= Autoconfig =

Amiga system for automatically setting up hardware peripherals

Autoconfig is an auto-configuration protocol of Amiga computers which is intended to automatically assign resources to expansion devices without the need for jumper settings. It is analogous to PCI configuration through ACPI.

Autoconfig is integrated within the Amiga's Kickstart firmware, usually stored in ROM.
When the system is switched on, AmigaOS interrogates each expansion device in turn and assigns address space or resources as needed. For example, in the case of a memory card, the OS can dynamically add the memory to the system. Through Autoconfig the OS can access firmware on expansion devices, for example, to boot from a disk connected to a hard disk controller.

== Protocol ==
Expansion devices respond to certain fixed memory addresses starting at hexadecimal 0xE8 0000 (or 0xFF00 0000 for Zorro III) if the /CFGIN signal is asserted and the device is not already configured. The CPU reads nibbles of configuration information (usually supplied by a PAL) such as manufacturer ID, product ID, and the amount of address space the device requires. The CPU then writes a base memory address to the device (or tells it to "shut up" if for some reason it can't be configured), and the device asserts /CFGOUT.
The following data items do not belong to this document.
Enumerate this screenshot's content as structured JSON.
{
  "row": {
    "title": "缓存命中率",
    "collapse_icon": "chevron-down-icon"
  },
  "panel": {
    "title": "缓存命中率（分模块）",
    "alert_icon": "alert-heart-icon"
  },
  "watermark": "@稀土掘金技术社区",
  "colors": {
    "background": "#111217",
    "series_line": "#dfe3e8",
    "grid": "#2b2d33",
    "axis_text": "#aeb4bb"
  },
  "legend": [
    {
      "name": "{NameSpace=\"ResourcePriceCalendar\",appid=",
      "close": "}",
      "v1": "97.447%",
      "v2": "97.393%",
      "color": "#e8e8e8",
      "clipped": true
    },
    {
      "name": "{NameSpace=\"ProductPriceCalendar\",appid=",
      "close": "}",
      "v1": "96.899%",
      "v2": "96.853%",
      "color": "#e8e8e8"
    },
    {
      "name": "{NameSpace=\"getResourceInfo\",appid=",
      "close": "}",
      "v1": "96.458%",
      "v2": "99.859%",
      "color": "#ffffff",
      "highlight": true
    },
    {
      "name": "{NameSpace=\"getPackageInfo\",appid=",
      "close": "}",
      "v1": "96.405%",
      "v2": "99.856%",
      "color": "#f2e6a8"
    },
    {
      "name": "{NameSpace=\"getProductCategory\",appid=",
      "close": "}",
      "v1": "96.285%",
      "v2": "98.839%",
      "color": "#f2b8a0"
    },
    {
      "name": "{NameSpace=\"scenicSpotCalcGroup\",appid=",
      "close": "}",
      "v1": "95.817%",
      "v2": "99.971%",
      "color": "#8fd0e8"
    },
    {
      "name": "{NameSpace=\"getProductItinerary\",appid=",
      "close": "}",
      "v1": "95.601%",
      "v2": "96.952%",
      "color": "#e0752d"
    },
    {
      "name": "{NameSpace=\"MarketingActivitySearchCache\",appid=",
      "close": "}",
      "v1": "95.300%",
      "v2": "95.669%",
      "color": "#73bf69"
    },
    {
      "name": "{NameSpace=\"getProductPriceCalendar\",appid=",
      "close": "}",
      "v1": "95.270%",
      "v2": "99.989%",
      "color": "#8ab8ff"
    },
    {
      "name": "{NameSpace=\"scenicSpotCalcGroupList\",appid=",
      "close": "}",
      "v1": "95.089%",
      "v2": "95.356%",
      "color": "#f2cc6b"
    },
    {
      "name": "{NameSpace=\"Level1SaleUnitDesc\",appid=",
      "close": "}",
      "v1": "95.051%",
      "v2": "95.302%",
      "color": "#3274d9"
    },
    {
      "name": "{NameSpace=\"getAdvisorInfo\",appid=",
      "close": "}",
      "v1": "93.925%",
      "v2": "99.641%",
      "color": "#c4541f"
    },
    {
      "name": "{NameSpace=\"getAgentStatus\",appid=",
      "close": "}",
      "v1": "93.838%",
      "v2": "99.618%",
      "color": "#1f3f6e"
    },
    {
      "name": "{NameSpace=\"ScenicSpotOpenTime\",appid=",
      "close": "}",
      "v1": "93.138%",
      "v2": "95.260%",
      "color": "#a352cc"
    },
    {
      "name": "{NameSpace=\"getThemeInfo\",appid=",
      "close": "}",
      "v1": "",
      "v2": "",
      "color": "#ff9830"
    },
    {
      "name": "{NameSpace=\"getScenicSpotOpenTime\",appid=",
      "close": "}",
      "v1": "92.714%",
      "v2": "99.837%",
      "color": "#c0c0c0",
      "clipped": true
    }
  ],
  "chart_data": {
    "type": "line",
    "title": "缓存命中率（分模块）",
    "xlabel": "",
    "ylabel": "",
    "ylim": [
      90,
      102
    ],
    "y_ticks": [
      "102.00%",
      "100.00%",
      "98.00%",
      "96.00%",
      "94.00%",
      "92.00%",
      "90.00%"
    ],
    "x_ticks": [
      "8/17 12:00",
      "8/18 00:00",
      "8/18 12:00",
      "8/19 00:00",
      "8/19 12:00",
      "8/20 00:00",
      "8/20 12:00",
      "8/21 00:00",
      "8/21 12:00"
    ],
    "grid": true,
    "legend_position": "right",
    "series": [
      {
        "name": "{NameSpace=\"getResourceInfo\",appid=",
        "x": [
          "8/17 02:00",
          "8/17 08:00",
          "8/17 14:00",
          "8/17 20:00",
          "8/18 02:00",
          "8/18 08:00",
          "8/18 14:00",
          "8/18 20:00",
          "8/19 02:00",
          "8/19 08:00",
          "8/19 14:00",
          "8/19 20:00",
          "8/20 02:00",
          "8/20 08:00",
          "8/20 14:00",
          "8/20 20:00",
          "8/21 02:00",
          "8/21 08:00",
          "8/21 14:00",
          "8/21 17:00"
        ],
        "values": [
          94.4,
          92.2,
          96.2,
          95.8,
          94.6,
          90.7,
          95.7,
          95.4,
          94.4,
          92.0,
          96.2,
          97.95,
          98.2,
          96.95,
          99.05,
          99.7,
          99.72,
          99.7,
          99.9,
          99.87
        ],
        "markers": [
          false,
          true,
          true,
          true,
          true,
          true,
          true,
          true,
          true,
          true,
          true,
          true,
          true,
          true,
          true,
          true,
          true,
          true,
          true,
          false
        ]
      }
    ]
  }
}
The /CFGIN of the first device is tied to ground. The second device's /CFGIN is controlled by the first device's /CFGOUT, and so on.

In a backplane design such as the Amiga 2000, connecting the /CFGOUT of one slot directly to the /CFGIN of the next would create the problem that an unoccupied slot would break the configuration chain. To solve this, the backplane ORs the /CFGIN and /CFGOUT signals to form the /CFGIN for the next slot (/CFGOUT is pulled low if undriven), which allows empty slots to be bypassed. This requires one 74LS32 (quad OR gate) on the Amiga 2000, which is the only motherboard hardware required by Autoconfig.
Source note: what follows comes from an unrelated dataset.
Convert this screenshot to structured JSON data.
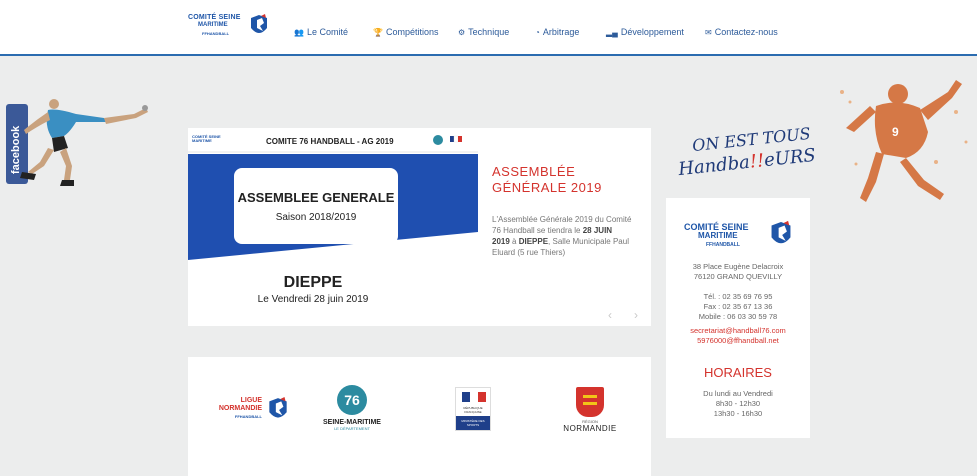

== Hardware specifications and bus connections ==
Autoconfig is part of the Zorro II and Zorro III expansion bus specification for configuring expansion devices in Amiga systems. Zorro II was first used in the Amiga 2000, though a similar expansion bus is present on the Amiga 1000. Zorro II is a relatively straightforward extension of the 68000 bus. Autoconfig requires the 68000 data and address bus to be available to all devices on the bus. In theory, a virtual address system, as used in PCI, would require a minor revision to Autoconfig.

The Amiga 2000 can accommodate five Zorro expansion cards, such as, RAM expansions, SCSI controllers and graphic cards. However the standard does not put a limit on the number of devices. In the A2000, two Zorro II slots are aligned with ISA slots. The Zorro bus and ISA bus can be connected by means of a "bridgeboard", such as, the Janus Hardware Emulator, which allows emulation of Intel 80286 or 80386 systems.

Zorro III is the 32 bit auto-configuring expansion bus of Amiga 3000 and Amiga 4000 systems. From the A3000 design onwards, it was deemed desirable for all enumerable hardware expansions to use Autoconfig. It is OS-legal for non-Autoconfig hardware to be completely ignored and the standard was adopted in AmigaOS 3.1.

==Notation==
In early Commodore documents it was styled Auto Configuration, auto-config or AutoConfig, whereas in later documents it was styled AUTOCONFIG.